The biggest visible deltas often compare a cell with thirty-four trials against one with three. A defensible minimum is something like ten distinct drugs in the cell and twenty Phase 2 trials, pre-specified. Of 663 cells, fifteen survive that filter. Two-point-three percent.

That’s a much smaller story, but it’s still a story. The tighter metric is whether a Phase 2 program produces a Phase 3 trial at all. Within those fifteen filtered cells: PD-1 in NSCLC at 30%, PD-1 in ‘other’ at 8%; PD-L1 in NSCLC at 52%, PD-L1 in ‘other’ at 19%; EGFR in NSCLC at 42%, EGFR in ‘other’ at 0%. So far, so biology.

I added sponsor type to the analysis. The database tags every trial as INDUSTRY, NIH, OTHER (mostly academic and hospital), and a few smaller categories. Aggregated across the whole sample, the INDUSTRY P3-to-P2 ratio is 0.63. The non-industry ratio is 0.08. Eight to one. Bootstrap 95% confidence interval [6.4, 10.2]. That gap is so large that any cross-cell comparison is mostly a comparison of which sponsor mix happens to be in each cell.

The cleaner test is to fit a logistic regression with sponsor and cell as predictors.

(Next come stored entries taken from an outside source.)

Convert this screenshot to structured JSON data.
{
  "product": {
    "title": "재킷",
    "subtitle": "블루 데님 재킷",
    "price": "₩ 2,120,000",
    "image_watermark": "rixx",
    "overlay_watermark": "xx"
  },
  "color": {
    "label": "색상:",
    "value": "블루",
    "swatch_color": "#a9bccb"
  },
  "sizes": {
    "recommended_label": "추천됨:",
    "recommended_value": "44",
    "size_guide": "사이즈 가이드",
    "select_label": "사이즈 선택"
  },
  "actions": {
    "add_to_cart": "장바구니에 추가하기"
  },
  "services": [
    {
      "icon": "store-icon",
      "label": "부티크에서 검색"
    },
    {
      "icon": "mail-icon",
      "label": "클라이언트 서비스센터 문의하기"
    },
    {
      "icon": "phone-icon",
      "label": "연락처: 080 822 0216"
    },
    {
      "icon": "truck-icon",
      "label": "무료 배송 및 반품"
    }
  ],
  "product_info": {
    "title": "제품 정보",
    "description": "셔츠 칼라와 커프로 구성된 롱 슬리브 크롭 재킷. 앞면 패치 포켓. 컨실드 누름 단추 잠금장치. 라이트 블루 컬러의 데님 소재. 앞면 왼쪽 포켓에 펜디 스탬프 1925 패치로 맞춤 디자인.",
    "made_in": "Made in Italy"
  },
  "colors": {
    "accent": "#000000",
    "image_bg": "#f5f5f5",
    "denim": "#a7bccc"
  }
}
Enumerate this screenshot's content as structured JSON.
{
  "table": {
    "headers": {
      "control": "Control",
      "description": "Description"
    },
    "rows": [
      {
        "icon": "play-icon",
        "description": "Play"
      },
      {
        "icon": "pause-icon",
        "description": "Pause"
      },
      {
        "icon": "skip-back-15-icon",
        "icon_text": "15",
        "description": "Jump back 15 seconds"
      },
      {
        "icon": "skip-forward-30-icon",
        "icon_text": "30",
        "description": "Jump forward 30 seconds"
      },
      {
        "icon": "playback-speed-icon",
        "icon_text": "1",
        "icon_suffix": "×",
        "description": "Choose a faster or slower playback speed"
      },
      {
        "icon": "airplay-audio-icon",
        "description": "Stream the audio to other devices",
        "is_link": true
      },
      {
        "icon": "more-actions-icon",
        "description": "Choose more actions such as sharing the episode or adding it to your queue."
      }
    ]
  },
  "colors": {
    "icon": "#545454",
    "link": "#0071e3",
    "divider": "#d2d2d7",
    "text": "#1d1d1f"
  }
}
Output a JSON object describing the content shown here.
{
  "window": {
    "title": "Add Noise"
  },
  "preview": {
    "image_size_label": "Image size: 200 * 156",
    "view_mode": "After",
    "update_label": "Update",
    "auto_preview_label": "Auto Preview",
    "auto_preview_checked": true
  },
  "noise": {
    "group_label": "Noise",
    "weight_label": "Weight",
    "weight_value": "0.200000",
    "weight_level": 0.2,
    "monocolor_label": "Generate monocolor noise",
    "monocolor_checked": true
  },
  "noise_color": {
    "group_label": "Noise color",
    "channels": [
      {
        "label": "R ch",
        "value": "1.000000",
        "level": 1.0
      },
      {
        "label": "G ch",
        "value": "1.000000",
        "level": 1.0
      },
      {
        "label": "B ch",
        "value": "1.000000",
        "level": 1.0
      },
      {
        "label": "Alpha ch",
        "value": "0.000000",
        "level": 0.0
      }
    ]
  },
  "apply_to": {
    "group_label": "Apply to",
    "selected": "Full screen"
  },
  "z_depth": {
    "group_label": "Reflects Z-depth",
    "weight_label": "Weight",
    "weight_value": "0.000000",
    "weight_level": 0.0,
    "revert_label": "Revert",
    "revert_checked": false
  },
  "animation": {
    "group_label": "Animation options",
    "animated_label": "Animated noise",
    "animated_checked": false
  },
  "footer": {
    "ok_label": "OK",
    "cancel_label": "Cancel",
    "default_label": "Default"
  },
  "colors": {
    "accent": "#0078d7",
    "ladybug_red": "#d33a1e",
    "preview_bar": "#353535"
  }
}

Once sponsor type was included in the model, most of the apparent indication-level structure collapsed. Sponsor capability was driving the pattern. Same target, same indication: in nine of nine cells with both strata represented, industry P3-ratio exceeded non-industry P3-ratio.

Why is the sponsor effect so massive? Three mechanisms, Industry-sponsored Phase 2 trials are larger, more rigorously designed, and more often run with a Phase 3 plan already drafted; the outcome variable (does a Phase 3 trial exist) partly captures intent to advance, not just data signal. Drugs cross sponsor categories: a compound owned by industry in Phase 2 may be licensed or co-developed before Phase 3, so the same molecule appears in different sponsor strata at different stages. And industry concentrates in commercially attractive indications such as NSCLC, breast, and prostate, while less commercial cancers skew academic. The sponsor effect at the indication level is partly a measure of which indications industry chooses to chase in the first place.

None of those mechanisms is the biology story I wanted the chart to tell.

The defensible version of this finding reads narrower:

Within target-classified oncology programs, sponsor type is the strongest predictor of whether a Phase 2 trial advances to Phase 3 within the observation window. After sponsor adjustment, target×indication contributes little additional information at the resolution this dataset supports.

That is a much smaller claim than “we discovered indication-level biology.” It is also the one the data actually carry.


NSCLC tends to be the higher bar in most pairs, but the magnitude loses an order of magnitude when sponsor is held constant. The “biology” explanation requires the magnitudes to be real. They aren’t, at this resolution.

I’m leaving the original divergence chart in the project for context, but any public version will only show adequately powered cells and will stratify rates by sponsor type. The mixed-sponsor version implies more granularity than the data support.

If there is still a useful version of the original question, it is probably narrower and more drug-level than cell-level:

Within industry-sponsored oncology Phase 2 programs, do drugs with unusually strong preclinical or Phase 1 efficacy signals advance more often than baseline?

That is a different question on a richer sample (731 industry Phase 2 trials instead of fifteen surviving cells) and it is probably the better one.